High speed investigation of spatio-temporal localization of plastic deformation and fracture of notched Al-Mg specimens exhibiting intermittent plasticity

Abstract

Intermittent plasticity, known as the Portevin-Le Chatelier (PLC) effect and the yield point phenomenon, is a striking example of unstable mechanical behavior of metals and alloys caused by localization of plastic deformation within the PLC and Lüders bands. In present work dynamics and morphology these bands in notched specimens of an AlMg6 (AA5059) commercial alloy under stress-rate controlled tensile tests was investigated. The strain and force responses to the formation and propagation of deformation bands were measured synchronously with high-speed video recording of the specimen surface with a time resolution of 0.2 ms. The results show that the notch is an attractor of deformation bands from the Lüders band to the neck. The notch reduces the effective size of the gauge part of the specimen to a value comparable to the width of the specimen and causes premature sudden failure, reducing the resource of strength and ductility of the alloy. The deformation bands generated by the notch tip cause strain jumps, i.e. steps in the stress-strain curve and stress drops in the complex structure of the force response.
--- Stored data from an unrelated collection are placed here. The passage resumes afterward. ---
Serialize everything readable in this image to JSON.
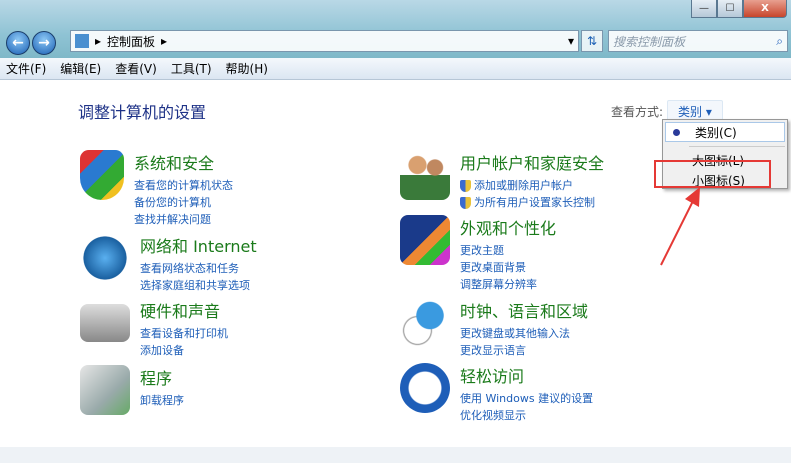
{
  "window": {
    "minimize": "—",
    "maximize": "☐",
    "close": "X"
  },
  "nav": {
    "back": "←",
    "forward": "→"
  },
  "address": {
    "crumb": "控制面板",
    "arrow": "▸",
    "dropdown": "▾"
  },
  "search": {
    "placeholder": "搜索控制面板",
    "icon": "⌕"
  },
  "menu": [
    "文件(F)",
    "编辑(E)",
    "查看(V)",
    "工具(T)",
    "帮助(H)"
  ],
  "page_title": "调整计算机的设置",
  "view_by": {
    "label": "查看方式:",
    "value": "类别 ▾"
  },
  "dropdown": [
    "类别(C)",
    "大图标(L)",
    "小图标(S)"
  ],
  "categories": [
    {
      "title": "系统和安全",
      "links": [
        "查看您的计算机状态",
        "备份您的计算机",
        "查找并解决问题"
      ]
    },
    {
      "title": "网络和 Internet",
      "links": [
        "查看网络状态和任务",
        "选择家庭组和共享选项"
      ]
    },
    {
      "title": "硬件和声音",
      "links": [
        "查看设备和打印机",
        "添加设备"
      ]
    },
    {
      "title": "程序",
      "links": [
        "卸载程序"
      ]
    },
    {
      "title": "用户帐户和家庭安全",
      "links": [
        "添加或删除用户帐户",
        "为所有用户设置家长控制"
      ]
    },
    {
      "title": "外观和个性化",
      "links": [
        "更改主题",
        "更改桌面背景",
        "调整屏幕分辨率"
      ]
    },
    {
      "title": "时钟、语言和区域",
      "links": [
        "更改键盘或其他输入法",
        "更改显示语言"
      ]
    },
    {
      "title": "轻松访问",
      "links": [
        "使用 Windows 建议的设置",
        "优化视频显示"
      ]
    }
  ],
  "colors": {
    "title": "#1e3287",
    "link": "#1e5eb8",
    "category": "#1a7a1a",
    "highlight": "#e53935"
  }
}
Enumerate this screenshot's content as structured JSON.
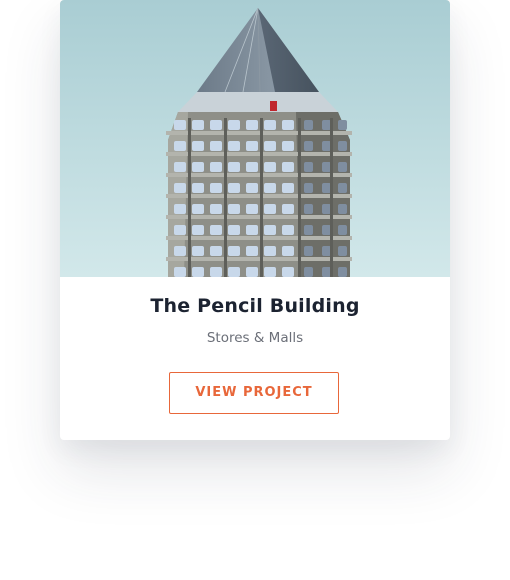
{
  "card": {
    "title": "The Pencil Building",
    "category": "Stores & Malls",
    "button_label": "VIEW PROJECT"
  },
  "colors": {
    "accent": "#e8673a",
    "title": "#1c2331",
    "muted": "#6b6f78",
    "sky_top": "#a9cdd3",
    "sky_bottom": "#cfe6e9"
  }
}
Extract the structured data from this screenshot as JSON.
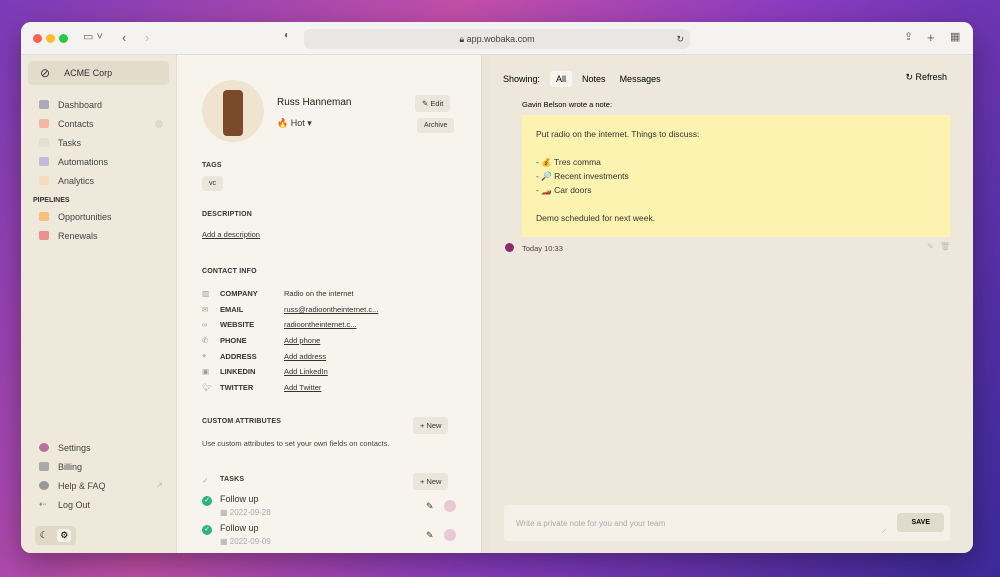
{
  "browser": {
    "url": "app.wobaka.com"
  },
  "sidebar": {
    "org": "ACME Corp",
    "items": [
      {
        "label": "Dashboard"
      },
      {
        "label": "Contacts"
      },
      {
        "label": "Tasks"
      },
      {
        "label": "Automations"
      },
      {
        "label": "Analytics"
      }
    ],
    "pipelines_heading": "PIPELINES",
    "pipelines": [
      {
        "label": "Opportunities"
      },
      {
        "label": "Renewals"
      }
    ],
    "bottom": [
      {
        "label": "Settings"
      },
      {
        "label": "Billing"
      },
      {
        "label": "Help & FAQ"
      },
      {
        "label": "Log Out"
      }
    ]
  },
  "contact": {
    "name": "Russ Hanneman",
    "status": "Hot",
    "edit": "Edit",
    "archive": "Archive",
    "tags_heading": "TAGS",
    "tags": [
      "vc"
    ],
    "description_heading": "DESCRIPTION",
    "add_description": "Add a description",
    "contact_heading": "CONTACT INFO",
    "fields": [
      {
        "label": "COMPANY",
        "value": "Radio on the internet"
      },
      {
        "label": "EMAIL",
        "value": "russ@radioontheinternet.c..."
      },
      {
        "label": "WEBSITE",
        "value": "radioontheinternet.c..."
      },
      {
        "label": "PHONE",
        "value": "Add phone"
      },
      {
        "label": "ADDRESS",
        "value": "Add address"
      },
      {
        "label": "LINKEDIN",
        "value": "Add LinkedIn"
      },
      {
        "label": "TWITTER",
        "value": "Add Twitter"
      }
    ],
    "custom_heading": "CUSTOM ATTRIBUTES",
    "custom_text": "Use custom attributes to set your own fields on contacts.",
    "new": "New",
    "tasks_heading": "TASKS",
    "tasks": [
      {
        "title": "Follow up",
        "date": "2022-09-28"
      },
      {
        "title": "Follow up",
        "date": "2022-09-09"
      }
    ]
  },
  "activity": {
    "showing": "Showing:",
    "filters": [
      "All",
      "Notes",
      "Messages"
    ],
    "refresh": "Refresh",
    "author_line": "Gavin Belson wrote a note:",
    "note_lines": [
      "Put radio on the internet. Things to discuss:",
      "",
      "- 💰 Tres comma",
      "- 🔎 Recent investments",
      "- 🏎️ Car doors",
      "",
      "Demo scheduled for next week."
    ],
    "timestamp": "Today 10:33",
    "input_placeholder": "Write a private note for you and your team",
    "save": "SAVE"
  }
}
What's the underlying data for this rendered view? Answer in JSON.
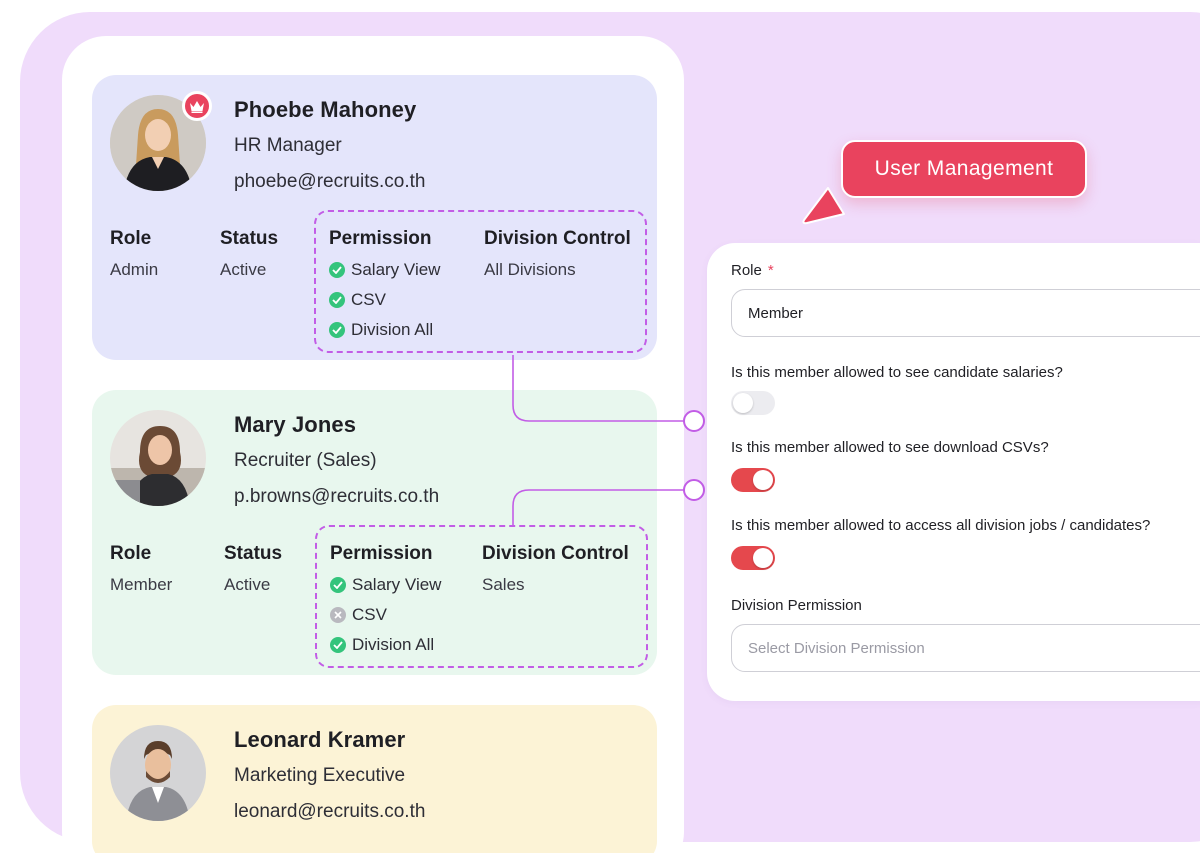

It was established that the local rate of plastic deformation in the Lüders band and the PLC band exceeds the average strain rate of the specimen by 3 and 3.5 orders of magnitude, respectively. The spatial statistical distribution of the bands has a sharp maximum in the section along which the main crack will pass. It is a shear crack (type II) that propagates viscously at a velocity of several m/s along the PLC band in the neck structure. Before the rupture the moments of PLC band nucleation self-organize into time sequence that obeys an exponential law. The role of Lüders and subsequent PLC bands in the mechanism of neck formation and failure of a notched specimen is discussed.